Thank you a million NHS workers – we love you.

“They prescribed her end-of-life medication, even though she never took it.

“My mom, we told her she has a few days left.

“Mom was devastated. She goes to see her every day. My mom was worried about her death and not being able to be with her at the time. “

But on Sunday, nursing home staff said she was miraculously improving – and that she was able to eat something, and Wednesday (1), she “was going to recover.”

Henry said that the district nurses who visited her yesterday said they thought she was “on the other side”.

He added: “They said they no longer thought about the end of their lives and that they thought she had recovered from the virus.

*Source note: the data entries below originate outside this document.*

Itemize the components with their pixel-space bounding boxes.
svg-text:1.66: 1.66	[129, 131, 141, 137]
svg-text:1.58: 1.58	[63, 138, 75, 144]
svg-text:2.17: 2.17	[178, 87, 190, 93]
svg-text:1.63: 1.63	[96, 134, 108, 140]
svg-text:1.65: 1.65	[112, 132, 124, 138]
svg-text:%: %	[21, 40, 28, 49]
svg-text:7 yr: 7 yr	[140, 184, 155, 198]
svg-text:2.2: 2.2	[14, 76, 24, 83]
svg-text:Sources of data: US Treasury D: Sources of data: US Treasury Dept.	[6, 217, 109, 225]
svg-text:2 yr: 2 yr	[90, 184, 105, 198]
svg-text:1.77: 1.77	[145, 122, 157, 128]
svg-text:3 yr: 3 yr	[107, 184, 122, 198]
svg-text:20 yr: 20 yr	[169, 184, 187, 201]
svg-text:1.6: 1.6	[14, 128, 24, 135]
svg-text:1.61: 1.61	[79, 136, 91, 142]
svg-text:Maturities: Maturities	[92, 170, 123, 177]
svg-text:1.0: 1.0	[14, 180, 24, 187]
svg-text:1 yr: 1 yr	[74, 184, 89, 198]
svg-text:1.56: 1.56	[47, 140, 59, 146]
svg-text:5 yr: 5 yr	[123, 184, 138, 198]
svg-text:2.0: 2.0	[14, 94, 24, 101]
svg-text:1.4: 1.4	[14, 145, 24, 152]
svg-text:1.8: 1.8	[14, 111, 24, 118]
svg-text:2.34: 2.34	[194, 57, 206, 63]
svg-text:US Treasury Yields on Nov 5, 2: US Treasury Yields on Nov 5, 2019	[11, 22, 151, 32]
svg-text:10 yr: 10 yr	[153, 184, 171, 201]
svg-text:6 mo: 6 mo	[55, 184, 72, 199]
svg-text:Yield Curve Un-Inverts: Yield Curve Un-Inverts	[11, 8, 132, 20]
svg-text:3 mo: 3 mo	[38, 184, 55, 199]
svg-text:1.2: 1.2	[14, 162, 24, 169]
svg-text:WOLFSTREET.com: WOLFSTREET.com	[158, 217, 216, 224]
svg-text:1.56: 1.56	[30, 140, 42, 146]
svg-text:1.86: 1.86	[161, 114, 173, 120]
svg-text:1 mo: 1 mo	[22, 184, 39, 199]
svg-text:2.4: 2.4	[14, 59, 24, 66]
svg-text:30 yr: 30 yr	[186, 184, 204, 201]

“I don’t think they’re going to do the test again because I don’t think there is a point, but it looks like she made a miracle recovery.

It’s something that has touched our whole lives at one point.

From the cradle to the grave, the National Health Service and the incredible professionals who care for us are part of British life.

Today, more than ever, we must cherish those who dedicate themselves to our care, without worrying about their own health, because they work tirelessly to care for people facing the coronavirus pandemic.

Nurses and others – employed by the NHS and all other parts of health and care – we never needed it anymore.

So let’s show them some love and create a living card of gratitude from all over Britain.

Click HERE to place a heart on the map and show that you appreciate the daily efforts in the NHS.

Thank you a million NHS workers – we love you.

“The district nurses came in and said that as far as they were concerned, she recovered. She is eating and looks good. “

Henry paid tribute to the Abbeyfield staff at Bramhall, Stockport, who continued to provide “incredible” care for his grandmother throughout his ordeal.